Wade in the Water
-
- £5.99
-
- £5.99
Publisher Description
SHORTLISTED FOR THE FORWARD PRIZE FOR BEST COLLECTION 2018
A New York Times Notable Book of 2018
Even the men in black armor, the ones
Jangling handcuffs and keys, what else
Are they so buffered against, if not love's blade
Sizing up the heart's familiar meat?
In Wade in the Water, Pulitzer Prize-winning poet Tracy K. Smith's signature voice - inquisitive, lyrical and wry - turns over what it means to be a citizen, a mother and an artist in a culture arbitrated by wealth, men and violence. The various connotations of the title, taken from a spiritual once sung on the Underground Railroad which smuggled slaves to safety in 19th-century America, resurface throughout the book, binding past and present together. Collaged voices and documents recreate both the correspondence between slave owners and the letters sent home by African Americans enlisted in the US Civil War. Survivors' reports attest to the experiences of recent immigrants and refugees.

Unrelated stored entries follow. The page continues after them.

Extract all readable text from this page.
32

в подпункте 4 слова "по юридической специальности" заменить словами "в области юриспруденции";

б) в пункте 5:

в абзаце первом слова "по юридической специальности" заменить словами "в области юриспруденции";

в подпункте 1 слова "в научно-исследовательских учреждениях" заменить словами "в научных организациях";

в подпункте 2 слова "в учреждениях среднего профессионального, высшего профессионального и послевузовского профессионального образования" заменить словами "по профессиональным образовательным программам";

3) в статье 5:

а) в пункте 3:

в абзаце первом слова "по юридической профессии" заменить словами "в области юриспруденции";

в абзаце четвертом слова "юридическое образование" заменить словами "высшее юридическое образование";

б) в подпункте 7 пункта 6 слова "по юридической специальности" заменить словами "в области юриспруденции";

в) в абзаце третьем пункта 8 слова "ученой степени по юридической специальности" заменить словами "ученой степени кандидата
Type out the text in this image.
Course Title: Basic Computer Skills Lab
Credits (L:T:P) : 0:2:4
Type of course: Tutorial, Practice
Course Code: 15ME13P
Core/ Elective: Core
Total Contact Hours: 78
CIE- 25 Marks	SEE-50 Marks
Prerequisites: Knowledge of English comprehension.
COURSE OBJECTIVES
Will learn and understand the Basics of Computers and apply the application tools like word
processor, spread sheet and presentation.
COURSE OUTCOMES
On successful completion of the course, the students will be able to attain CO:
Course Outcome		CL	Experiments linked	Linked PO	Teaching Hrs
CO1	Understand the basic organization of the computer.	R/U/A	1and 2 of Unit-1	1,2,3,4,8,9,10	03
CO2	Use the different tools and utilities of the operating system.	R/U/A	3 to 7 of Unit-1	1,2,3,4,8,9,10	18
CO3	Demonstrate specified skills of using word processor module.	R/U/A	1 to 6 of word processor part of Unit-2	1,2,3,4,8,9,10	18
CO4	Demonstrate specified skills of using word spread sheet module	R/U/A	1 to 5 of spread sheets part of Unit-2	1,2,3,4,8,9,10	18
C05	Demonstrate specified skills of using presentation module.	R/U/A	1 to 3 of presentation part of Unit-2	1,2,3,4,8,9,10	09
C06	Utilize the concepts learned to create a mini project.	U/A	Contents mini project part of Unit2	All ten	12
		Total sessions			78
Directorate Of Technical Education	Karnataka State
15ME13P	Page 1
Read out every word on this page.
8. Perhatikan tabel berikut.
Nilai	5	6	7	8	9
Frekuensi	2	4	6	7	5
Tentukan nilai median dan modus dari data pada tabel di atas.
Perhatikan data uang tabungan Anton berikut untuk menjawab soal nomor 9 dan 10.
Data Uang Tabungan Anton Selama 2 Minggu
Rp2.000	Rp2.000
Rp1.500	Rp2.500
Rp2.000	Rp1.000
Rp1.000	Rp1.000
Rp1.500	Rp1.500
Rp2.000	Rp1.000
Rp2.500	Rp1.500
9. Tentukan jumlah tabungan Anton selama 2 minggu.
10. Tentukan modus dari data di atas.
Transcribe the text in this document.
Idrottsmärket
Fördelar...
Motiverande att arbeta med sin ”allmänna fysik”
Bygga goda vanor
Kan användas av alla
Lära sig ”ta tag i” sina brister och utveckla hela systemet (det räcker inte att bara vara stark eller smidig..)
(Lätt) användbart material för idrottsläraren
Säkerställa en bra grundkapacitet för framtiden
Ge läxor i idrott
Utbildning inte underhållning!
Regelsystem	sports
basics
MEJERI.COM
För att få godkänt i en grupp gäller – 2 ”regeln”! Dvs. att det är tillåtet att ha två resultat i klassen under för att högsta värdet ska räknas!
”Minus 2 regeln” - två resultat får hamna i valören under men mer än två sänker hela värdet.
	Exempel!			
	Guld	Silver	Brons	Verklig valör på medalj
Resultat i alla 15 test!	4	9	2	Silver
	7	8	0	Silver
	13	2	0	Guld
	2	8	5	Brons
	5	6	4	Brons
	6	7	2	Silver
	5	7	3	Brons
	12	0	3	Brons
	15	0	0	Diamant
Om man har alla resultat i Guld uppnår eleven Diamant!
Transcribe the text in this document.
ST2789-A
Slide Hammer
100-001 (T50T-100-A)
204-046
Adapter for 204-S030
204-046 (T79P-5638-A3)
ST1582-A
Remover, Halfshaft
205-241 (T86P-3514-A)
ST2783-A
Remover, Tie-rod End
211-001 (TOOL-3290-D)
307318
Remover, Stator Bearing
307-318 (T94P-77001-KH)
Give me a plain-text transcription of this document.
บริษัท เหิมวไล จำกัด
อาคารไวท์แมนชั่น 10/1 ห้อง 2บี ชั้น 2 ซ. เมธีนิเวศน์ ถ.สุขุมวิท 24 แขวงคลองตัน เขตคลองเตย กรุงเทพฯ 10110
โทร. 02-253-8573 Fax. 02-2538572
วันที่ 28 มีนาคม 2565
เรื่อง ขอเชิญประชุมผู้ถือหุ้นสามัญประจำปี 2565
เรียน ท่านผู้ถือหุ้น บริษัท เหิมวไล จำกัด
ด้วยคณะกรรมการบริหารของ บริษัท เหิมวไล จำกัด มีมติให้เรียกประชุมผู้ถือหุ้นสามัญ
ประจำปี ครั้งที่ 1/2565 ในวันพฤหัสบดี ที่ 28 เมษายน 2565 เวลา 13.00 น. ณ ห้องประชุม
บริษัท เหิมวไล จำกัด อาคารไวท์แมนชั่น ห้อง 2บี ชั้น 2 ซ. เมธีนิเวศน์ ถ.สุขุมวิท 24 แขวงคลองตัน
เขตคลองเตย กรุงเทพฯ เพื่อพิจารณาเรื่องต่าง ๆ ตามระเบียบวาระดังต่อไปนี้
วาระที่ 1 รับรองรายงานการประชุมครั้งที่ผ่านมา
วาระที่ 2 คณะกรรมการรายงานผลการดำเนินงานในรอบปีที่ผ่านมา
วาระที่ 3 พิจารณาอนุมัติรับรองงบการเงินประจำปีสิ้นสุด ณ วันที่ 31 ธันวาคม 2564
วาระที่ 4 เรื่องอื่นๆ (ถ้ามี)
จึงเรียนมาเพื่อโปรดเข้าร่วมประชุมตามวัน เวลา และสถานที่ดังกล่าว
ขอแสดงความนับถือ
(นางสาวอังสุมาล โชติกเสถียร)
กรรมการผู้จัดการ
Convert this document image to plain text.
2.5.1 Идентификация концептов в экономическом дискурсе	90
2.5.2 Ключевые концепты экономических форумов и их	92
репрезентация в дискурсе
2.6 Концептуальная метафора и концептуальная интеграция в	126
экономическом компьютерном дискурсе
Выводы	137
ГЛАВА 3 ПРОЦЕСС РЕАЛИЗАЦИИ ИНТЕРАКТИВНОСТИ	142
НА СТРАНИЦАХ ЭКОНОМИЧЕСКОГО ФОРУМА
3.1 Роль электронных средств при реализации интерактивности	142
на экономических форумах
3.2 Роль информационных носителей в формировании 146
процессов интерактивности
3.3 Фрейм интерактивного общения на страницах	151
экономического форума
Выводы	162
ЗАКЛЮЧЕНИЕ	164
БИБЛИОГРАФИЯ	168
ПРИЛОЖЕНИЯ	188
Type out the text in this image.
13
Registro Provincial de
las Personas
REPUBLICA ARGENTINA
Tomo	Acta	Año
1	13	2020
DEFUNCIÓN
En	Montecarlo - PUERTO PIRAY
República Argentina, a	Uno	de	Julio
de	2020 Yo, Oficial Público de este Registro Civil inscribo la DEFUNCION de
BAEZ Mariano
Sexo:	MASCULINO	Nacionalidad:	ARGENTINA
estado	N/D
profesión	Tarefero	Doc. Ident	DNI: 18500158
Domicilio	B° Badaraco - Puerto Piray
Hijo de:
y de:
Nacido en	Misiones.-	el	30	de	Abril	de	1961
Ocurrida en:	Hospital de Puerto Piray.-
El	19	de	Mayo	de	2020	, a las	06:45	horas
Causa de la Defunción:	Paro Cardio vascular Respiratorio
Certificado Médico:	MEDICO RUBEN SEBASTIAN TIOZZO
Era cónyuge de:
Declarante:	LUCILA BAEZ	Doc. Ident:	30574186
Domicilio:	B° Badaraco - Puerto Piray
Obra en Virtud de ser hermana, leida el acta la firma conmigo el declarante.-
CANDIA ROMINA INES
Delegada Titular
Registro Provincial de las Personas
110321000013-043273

Accounts of near-death experiences intertwine with the modern-day fallout of a corporation's illegal pollution of a major river and the surrounding land; and, in a series of beautiful lyrical pieces, the poet's everyday world and the growth and flourishing of her daughter are observed with a tender and witty eye. Marrying the contemporary and the historical to a sense of the transcendent, haunted and holy, this is a luminous book by one of America's essential poets.
PUBLISHERS WEEKLY
History is in a hurry," writes Smith in her first collection since the Pulitzer-winning Life on Mars, and these lyrical meditations on class, environmental threat, and America's bloody heritage prove that the current U.S. poet laureate is plenty capable of keeping up with that "ship forever setting sail." Readers familiar with Smith's work will feel at home in "this dark where the earth floats." Some poems inhabit a more boldly theological space than does previous work, yet Smith's sense of the numinous stays appealingly grounded, as when she describes the "everlasting self" as "Gathered, shed, spread, then/ Forgotten, reabsorbed. Like love/ From a lifetime ago, and mud/ A dog has tracked across the floor." Whether presenting a sardonic erasure of the Declaration of Independence or dramatizing the correspondence between black Civil War soldiers and their wives, Smith nimbly balances lyricism and direct speech. In "Annunciation," she boldly states, "I've turned old. I ache most/ To be confronted by the real,/ the pitiless, the bleak." But a wry playfulness leavens her weightier concerns, and she leaves a small window open on her private self: "Flying home, I snuck a wedge of brie, and wept/ Through a movie starring Angelina Jolie." Smith remains a master whose technical skill enhances her emotional facilities, one ever able to leave readers "feeling pierced suddenly/ By pillars of heavy light."